The analysis revealed three independent recombination events between bat and pangolin coronaviruses, each supported by at least six statistical tests (P<0.05). One key recombination event involved a 228 bp sequence within the SARS-CoV-2 S protein's RBD, likely originating from recombination between Bat-CoV-RaTG13-like and Pangolin-CoV-2019-like strains. This recombination was significant in six independent statistical tests. Phylogenetic trees for the recombination regions differed from those constructed using whole genomes, supporting the recombination events. Genetic distance analysis confirmed that the genetic distance between the putative recombinant and minor parent was the lowest for all three events. Population genetic analyses showed peaks in fixation index (Fst) values for RI_RNA_S between human and bat, human and pangolin, suggesting significant differentiation in this region. CLR peaks were observed adjacent to RI_RNA_S in SARS-CoV-2 strains, indicating potential adaptation. High RBD diversity was observed in bat coronaviruses compared to human, camel, and cow coronaviruses, with RI_RNA_S showing a peak in Pi (nucleotide diversity) for five bat clades. Bats also exhibited a higher number of coronavirus subclades and recombination events compared to other hosts, with a high frequency of recombination between bat and human, as well as bat and pangolin coronaviruses. Analyses of RI_RNA_ORF1 and RI_RNA_Boundary also showed significant CLR and Fst peaks indicating evolutionary activity.

The findings strongly suggest that SARS-CoV-2 originated from recombination between bat and pangolin coronaviruses, with a key recombination event occurring within the RBD of the S protein. This recombination event likely played a crucial role in the virus's adaptation to human hosts and its enhanced infectivity. The high genetic diversity of bat coronaviruses, coupled with their frequent participation in recombination events, highlights their role as a reservoir for novel coronavirus emergence. While the study provides strong evidence for a recombination origin, direct isolation of SARS-CoV-2 from bats or pangolins remains lacking. The study’s comprehensive approach in analyzing recombination events across a vast number of genomes contributes significantly to understanding the evolutionary history of SARS-CoV-2.

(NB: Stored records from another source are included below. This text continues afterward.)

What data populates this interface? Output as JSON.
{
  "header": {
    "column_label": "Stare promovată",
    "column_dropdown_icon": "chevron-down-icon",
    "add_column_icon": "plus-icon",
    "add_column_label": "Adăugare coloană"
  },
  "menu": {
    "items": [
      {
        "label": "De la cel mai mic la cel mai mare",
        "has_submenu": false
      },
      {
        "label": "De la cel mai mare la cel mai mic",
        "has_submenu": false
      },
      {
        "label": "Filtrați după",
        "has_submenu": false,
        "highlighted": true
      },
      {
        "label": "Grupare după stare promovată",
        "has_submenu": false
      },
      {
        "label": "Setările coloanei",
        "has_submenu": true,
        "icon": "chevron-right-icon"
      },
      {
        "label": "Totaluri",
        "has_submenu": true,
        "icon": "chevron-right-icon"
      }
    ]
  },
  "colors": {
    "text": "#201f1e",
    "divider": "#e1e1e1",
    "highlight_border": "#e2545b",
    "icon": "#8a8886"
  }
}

This research provides compelling evidence for the origin of SARS-CoV-2 through recombination between bat and pangolin coronaviruses, particularly involving a key sequence in the S protein's RBD. The high genetic diversity in bat coronavirus RBD regions and their frequent recombination events underscore the importance of bats as a reservoir for future coronavirus emergence. Further research should focus on experimentally validating the functional differences of RI_RNA_S in SARS-CoV-2 and Bat-CoV-RaTG13, and on exploring the potential role of other intermediate hosts in the zoonotic transmission of the virus.

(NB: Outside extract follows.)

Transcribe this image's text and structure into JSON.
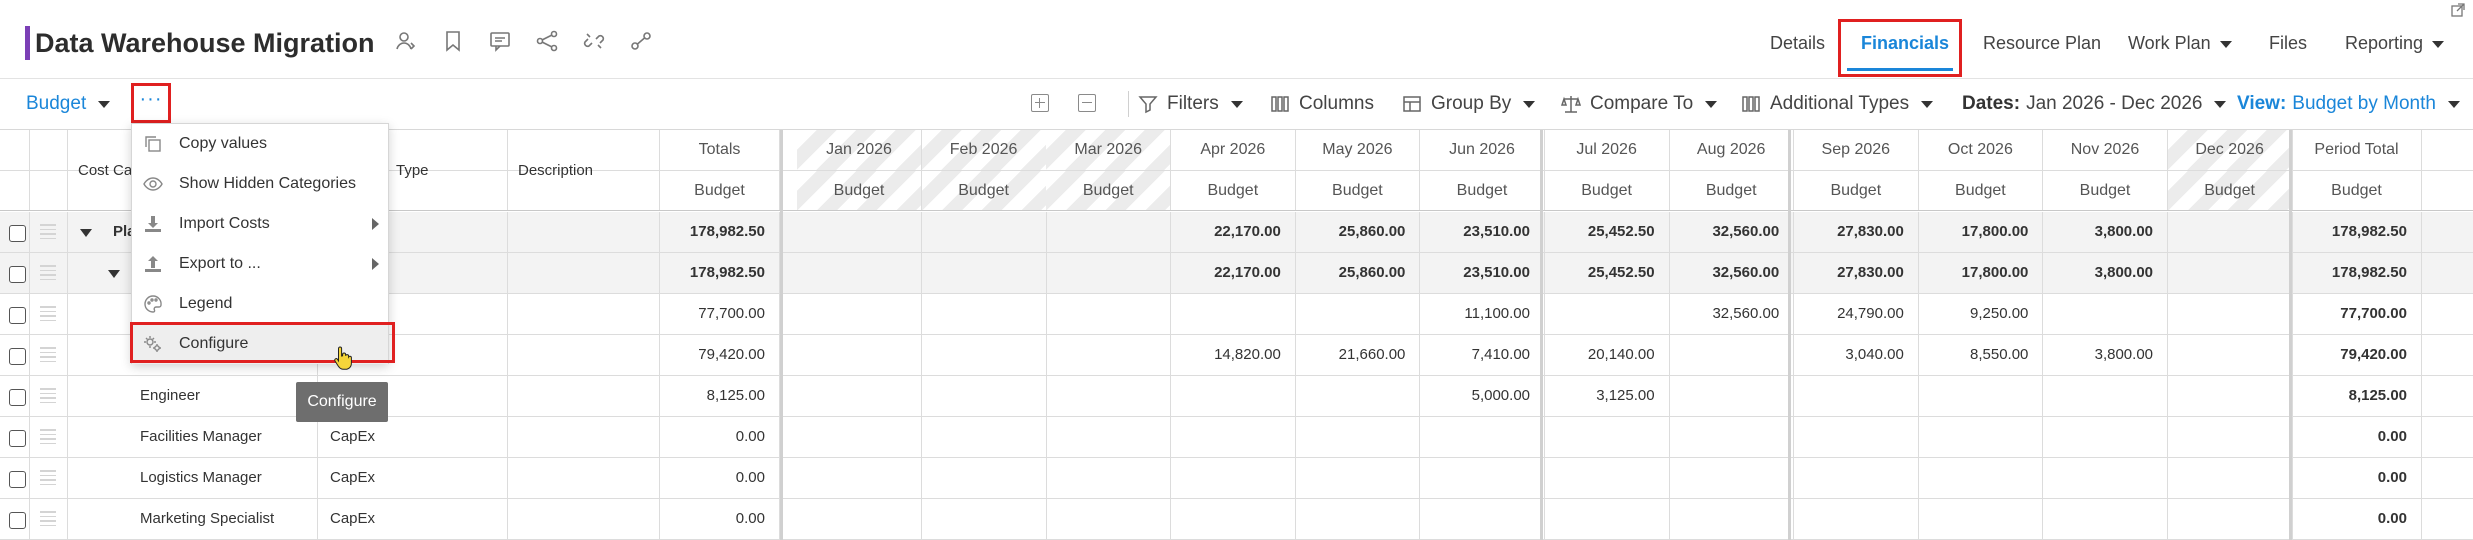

The study relies on publicly available genomic data, which may not represent the full diversity of coronaviruses in their natural reservoirs. The absence of direct isolation of SARS-CoV-2 from bats or pangolins limits definitive conclusions about the precise intermediate hosts. While the study uses robust statistical methods for recombination detection, there is always a possibility of false positives or negatives. Pooling of coronavirus strains from the same host to overcome limited data availability might have inflated genetic diversity levels.